Forty such schemes have been completed in the new country by Concern Worldwide, the Irish aid agency. However, the use and maintenance of them has been hit and miss.

Patient thought is now been given to the next stage of this €774,000 project - education in health and hygiene.

"Some children have never seen a toilet," said Mr David Storey, Concern's acting director in East Timor.

Unlike the area near the capital Dili, where the rivers beds are powder-dry in this season, in the Lospalos region there are a few inches of water.

Along the road from the capital, the eucalyptus-clad mountains give way to flatter land, subsistence rice fields and more craggy highlands in the interior.

Yet for all its poverty, the greener east is relatively prosperous.
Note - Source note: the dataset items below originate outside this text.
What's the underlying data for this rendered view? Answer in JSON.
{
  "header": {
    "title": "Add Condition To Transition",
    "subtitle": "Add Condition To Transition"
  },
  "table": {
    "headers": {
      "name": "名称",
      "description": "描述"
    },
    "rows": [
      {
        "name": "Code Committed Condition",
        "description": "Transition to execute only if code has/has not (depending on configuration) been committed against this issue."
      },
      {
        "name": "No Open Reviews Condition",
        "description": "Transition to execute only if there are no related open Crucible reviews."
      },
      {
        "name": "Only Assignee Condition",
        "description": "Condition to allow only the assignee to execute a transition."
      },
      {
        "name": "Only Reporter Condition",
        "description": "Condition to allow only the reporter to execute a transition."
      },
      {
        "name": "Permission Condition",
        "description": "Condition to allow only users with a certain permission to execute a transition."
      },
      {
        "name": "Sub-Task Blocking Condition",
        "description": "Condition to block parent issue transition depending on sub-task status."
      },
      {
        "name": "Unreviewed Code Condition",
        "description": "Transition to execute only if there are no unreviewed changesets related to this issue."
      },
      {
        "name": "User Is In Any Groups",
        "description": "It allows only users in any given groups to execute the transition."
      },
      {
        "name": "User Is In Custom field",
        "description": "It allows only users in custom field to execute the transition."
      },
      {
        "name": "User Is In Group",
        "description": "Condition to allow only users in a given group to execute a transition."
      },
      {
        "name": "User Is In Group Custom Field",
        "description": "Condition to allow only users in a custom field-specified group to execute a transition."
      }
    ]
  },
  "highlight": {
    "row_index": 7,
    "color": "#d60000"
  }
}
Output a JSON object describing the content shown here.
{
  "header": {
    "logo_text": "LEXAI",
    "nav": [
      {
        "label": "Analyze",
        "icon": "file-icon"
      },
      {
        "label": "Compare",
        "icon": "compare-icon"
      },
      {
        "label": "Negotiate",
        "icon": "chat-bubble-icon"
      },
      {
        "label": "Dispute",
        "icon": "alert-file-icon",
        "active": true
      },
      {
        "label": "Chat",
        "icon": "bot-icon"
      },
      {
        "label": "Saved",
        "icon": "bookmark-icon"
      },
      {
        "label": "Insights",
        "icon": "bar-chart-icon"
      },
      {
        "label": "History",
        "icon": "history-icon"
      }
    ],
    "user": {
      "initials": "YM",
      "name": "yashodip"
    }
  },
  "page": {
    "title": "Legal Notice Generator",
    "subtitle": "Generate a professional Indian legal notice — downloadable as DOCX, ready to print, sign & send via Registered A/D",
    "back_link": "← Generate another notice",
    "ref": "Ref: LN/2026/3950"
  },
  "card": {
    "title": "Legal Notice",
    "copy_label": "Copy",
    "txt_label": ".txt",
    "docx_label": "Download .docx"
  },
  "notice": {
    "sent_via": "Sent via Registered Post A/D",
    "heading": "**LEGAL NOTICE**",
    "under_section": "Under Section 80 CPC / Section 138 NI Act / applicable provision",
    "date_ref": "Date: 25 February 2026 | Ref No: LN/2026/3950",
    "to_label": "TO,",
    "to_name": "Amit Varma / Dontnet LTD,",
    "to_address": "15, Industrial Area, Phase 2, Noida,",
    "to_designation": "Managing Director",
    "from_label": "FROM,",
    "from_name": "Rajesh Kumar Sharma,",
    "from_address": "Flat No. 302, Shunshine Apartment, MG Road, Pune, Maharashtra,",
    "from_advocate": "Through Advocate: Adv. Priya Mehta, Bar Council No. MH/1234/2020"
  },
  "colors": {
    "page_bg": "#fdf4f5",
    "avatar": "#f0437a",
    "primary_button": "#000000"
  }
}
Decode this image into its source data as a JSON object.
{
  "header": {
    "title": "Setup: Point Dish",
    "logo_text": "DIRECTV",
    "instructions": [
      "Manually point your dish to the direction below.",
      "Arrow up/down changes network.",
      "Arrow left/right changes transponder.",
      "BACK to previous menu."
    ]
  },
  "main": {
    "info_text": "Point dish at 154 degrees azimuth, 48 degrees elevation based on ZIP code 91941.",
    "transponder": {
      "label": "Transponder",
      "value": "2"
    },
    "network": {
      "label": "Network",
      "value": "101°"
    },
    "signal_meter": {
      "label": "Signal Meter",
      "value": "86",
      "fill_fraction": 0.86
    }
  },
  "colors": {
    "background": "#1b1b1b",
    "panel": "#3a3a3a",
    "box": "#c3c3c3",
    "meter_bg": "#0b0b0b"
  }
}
One distinguishing feature from Dili, said Mr Crawford Hunt of Concern, is that a wife here costs $100 compared to $20.

Yet in the regional capital of Lospalos there is only one doctor for a population of some 30,000. Power lines dangling from wooden poles bear testimony to the desire of the Indonesian military or its militias to hobble Asia's poorest country, before leaving it to be independent in September 1999.

Yet in a move beyond the emergency aid which it began after September 1999, Concern plans to get involved in an advocacy programme. It wants to help rural people to go to Dili to push for decentralisation.

However, so far the signs from government are that it favours centralisation. Other plans include food security and disaster preparedness projects.

These plans will cost €1.6million over three years and Mr Storey is hoping that Ireland Aid might come up with half. He complained of lack of Government support in the past, saying GOAL, the other Irish agency in East Timor, had attracted more support.

Concern, which has eight expatriate and 100 local staff in East Timor, has built 20 of the primary school latrines in the Lospalos area and another 20 in Maubisse, a mountain town about 70 km south of Dili.

The purpose is to prevent water-related diseases and to get rid of "stagnant water that attracts mosquitoes and other nasty stuff", said Ms Giselle Rouquié, Concern's technical programme manager.

A Concern worker yesterday asked the headmaster, "why are they (the latrines) locked?" He was told there was a problem with the septic tanks. But a link is being made between sustainability and the training of teachers in health and hygiene.

Mr Storey said Concern was trying to fulfil a need but latrines were "not on the priority list of the people". He said one problem is that what took years in, say, Tanzania is being done in one in East Timor.

Concern also runs a project involving women's groups, which meet in centres built by the aid agency. These have small businesses, making fabrics like the traditional cotton tais, whose colours come from natural dyes. They also try to get women to express their aspirations in a male-dominated society.